Shannon D’Arcy (20), from Palmerstown, Co Dublin, started smoking when she was 17. “I was with my friends and I just said, I’ll have one, and it just went on from there.”
She is standing with some other smokers on St Andrew’s Street, in Dublin city centre. School might have been a contributory factor in her developing a nicotine addiction, D’Arcy says.
“I started stress smoking. We’d go out for a break [from school] and have a smoke. Then I started working and getting my own money, and buying my own smokes, and it got even worse then.”
She smokes about 20 a day and says all of her female friends are smokers too. “I know it is bad for you but once you are addicted to it, it is hard to stop. I just can’t stop. I don’t know why.”
She doesn’t touch e-cigarettes – or vapes – which work by heating up a flavoured liquid, usually containing tobacco, and inhaling the vapour. She doesn’t know anyone who does.
Over on South William Street Adam Ellis (19), from Donnybrook, Dublin 4 is pulling on a vape as he walks along with three male friends.
“I don’t smoke any more, I only vape,” Ellis says. “I started smoking at 17. I was just out drinking and my mate was smoking and he gave it to me and I started smoking when I was drinking.”

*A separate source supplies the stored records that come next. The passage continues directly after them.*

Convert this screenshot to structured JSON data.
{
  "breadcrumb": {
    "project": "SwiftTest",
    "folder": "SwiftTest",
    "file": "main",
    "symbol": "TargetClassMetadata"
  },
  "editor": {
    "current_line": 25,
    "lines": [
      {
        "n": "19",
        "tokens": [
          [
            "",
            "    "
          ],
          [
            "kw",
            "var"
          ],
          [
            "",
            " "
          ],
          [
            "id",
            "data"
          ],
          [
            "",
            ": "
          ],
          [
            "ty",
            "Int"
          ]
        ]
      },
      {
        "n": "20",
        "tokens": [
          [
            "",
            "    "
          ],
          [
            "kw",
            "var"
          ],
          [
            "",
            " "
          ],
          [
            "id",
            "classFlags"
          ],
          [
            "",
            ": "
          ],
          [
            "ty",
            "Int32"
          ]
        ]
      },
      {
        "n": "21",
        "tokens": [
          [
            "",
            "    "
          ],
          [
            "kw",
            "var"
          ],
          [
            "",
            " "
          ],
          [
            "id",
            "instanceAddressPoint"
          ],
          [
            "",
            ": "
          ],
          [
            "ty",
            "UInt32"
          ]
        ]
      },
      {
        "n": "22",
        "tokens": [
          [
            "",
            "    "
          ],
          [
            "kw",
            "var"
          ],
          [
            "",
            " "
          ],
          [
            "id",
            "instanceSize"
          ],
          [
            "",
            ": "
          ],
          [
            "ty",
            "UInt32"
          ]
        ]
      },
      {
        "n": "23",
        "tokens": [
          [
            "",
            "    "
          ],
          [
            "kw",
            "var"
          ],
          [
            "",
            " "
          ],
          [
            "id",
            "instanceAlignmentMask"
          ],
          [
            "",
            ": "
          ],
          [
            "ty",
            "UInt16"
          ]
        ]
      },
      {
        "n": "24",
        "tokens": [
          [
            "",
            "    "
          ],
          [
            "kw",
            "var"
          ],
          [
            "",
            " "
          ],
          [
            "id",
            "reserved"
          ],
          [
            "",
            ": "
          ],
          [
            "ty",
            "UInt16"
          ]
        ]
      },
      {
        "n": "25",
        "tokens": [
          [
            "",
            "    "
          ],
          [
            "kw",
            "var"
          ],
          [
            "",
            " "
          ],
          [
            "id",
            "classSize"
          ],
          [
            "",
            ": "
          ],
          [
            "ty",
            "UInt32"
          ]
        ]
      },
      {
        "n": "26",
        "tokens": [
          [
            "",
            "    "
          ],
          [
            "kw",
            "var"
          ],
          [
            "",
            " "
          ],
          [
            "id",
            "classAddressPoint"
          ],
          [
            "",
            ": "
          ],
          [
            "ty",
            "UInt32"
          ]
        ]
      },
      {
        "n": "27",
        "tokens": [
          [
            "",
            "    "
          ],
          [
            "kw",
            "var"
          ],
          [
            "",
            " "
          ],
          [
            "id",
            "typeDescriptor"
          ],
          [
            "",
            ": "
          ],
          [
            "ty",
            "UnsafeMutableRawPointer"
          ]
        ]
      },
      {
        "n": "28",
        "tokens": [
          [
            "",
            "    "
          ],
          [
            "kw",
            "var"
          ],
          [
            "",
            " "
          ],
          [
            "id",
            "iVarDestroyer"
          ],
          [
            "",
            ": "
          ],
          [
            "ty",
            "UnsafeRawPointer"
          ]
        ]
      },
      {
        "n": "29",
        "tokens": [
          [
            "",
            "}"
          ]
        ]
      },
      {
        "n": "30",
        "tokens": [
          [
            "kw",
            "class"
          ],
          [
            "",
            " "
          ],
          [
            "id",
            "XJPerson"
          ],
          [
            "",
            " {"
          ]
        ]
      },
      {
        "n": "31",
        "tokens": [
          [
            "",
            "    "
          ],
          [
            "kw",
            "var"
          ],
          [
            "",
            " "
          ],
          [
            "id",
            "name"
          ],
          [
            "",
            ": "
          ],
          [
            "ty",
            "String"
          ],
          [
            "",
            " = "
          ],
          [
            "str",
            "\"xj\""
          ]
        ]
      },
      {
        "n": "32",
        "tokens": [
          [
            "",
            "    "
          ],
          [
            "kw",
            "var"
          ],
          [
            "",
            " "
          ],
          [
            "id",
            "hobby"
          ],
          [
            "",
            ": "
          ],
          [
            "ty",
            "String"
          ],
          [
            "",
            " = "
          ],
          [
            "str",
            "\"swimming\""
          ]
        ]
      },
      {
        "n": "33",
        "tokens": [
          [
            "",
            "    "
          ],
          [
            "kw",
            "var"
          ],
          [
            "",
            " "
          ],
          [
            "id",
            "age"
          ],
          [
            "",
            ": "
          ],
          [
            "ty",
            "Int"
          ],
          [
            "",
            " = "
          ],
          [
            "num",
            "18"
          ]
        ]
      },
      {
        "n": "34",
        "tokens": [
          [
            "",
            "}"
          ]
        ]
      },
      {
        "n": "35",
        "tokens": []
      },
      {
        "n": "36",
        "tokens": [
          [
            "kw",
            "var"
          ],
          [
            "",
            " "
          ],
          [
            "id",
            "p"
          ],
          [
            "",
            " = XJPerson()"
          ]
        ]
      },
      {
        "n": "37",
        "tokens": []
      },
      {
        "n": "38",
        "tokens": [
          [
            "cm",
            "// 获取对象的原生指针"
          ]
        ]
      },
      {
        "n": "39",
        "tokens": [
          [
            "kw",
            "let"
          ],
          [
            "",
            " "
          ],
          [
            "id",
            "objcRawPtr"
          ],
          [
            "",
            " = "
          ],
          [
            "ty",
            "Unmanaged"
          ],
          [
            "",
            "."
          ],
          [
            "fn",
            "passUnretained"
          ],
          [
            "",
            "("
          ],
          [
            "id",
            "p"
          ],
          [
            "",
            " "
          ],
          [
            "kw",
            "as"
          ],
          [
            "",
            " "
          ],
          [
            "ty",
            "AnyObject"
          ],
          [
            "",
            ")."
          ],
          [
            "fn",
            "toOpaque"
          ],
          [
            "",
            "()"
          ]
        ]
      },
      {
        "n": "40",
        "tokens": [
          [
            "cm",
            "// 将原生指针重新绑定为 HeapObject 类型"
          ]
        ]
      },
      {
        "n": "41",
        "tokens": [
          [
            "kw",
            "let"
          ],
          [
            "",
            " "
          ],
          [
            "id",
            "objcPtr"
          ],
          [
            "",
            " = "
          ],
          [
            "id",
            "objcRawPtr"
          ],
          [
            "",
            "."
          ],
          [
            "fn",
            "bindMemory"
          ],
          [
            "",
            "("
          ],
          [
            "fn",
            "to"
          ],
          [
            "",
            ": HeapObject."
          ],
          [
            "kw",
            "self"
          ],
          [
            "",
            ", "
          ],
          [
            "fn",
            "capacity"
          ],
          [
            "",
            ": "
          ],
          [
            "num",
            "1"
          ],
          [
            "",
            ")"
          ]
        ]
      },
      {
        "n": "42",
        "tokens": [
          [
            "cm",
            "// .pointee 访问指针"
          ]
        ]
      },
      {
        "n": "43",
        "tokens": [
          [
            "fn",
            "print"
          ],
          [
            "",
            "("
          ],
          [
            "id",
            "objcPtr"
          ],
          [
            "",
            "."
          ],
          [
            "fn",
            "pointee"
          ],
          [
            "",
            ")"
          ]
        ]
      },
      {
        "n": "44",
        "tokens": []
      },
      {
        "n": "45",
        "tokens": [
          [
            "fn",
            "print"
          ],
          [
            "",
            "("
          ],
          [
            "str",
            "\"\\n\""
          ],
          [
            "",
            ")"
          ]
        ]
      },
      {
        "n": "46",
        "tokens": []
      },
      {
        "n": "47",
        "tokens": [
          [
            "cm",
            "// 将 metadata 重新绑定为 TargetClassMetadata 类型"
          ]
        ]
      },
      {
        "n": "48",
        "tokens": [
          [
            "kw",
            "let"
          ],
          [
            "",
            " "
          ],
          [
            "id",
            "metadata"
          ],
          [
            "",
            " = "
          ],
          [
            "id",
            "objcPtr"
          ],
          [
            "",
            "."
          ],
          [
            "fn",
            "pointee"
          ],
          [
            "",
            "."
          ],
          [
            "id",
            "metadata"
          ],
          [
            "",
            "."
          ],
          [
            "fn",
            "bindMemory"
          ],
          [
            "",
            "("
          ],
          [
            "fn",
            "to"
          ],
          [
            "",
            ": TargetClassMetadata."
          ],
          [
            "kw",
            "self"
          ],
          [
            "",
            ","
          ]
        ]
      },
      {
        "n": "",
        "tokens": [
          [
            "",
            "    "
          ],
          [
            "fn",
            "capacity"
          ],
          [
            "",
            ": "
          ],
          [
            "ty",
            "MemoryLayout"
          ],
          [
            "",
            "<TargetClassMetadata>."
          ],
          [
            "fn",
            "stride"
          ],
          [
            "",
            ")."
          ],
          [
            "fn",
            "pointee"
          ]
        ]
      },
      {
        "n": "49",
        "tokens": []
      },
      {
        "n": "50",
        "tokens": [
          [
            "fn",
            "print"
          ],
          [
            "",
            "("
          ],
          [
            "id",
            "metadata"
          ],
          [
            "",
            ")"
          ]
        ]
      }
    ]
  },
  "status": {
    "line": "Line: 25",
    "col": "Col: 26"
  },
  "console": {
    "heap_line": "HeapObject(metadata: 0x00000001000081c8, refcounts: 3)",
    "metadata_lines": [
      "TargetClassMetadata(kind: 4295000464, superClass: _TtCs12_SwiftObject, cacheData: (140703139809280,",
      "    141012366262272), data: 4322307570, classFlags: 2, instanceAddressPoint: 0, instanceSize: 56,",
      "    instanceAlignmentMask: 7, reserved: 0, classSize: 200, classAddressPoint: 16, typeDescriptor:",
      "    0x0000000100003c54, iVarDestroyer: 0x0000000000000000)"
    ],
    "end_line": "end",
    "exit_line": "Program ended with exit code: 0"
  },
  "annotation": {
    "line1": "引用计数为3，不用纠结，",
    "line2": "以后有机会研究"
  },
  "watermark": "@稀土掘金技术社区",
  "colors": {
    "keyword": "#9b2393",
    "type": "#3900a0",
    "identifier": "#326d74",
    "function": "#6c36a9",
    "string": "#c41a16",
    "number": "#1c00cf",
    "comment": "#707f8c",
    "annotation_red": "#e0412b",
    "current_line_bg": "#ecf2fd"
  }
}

Soon, on days when he wasn’t drinking, he was smoking the cigarettes that he had left over from the night before. “That’s how I started.”
A few months ago Ellis started vaping in an effort to quit cigarettes. Cigarettes are expensive, he doesn’t like the taste and sometimes they make him sick. The day he spoke to The Irish Times he was inhaling from a “pineapple grapefruit ice” flavoured vape.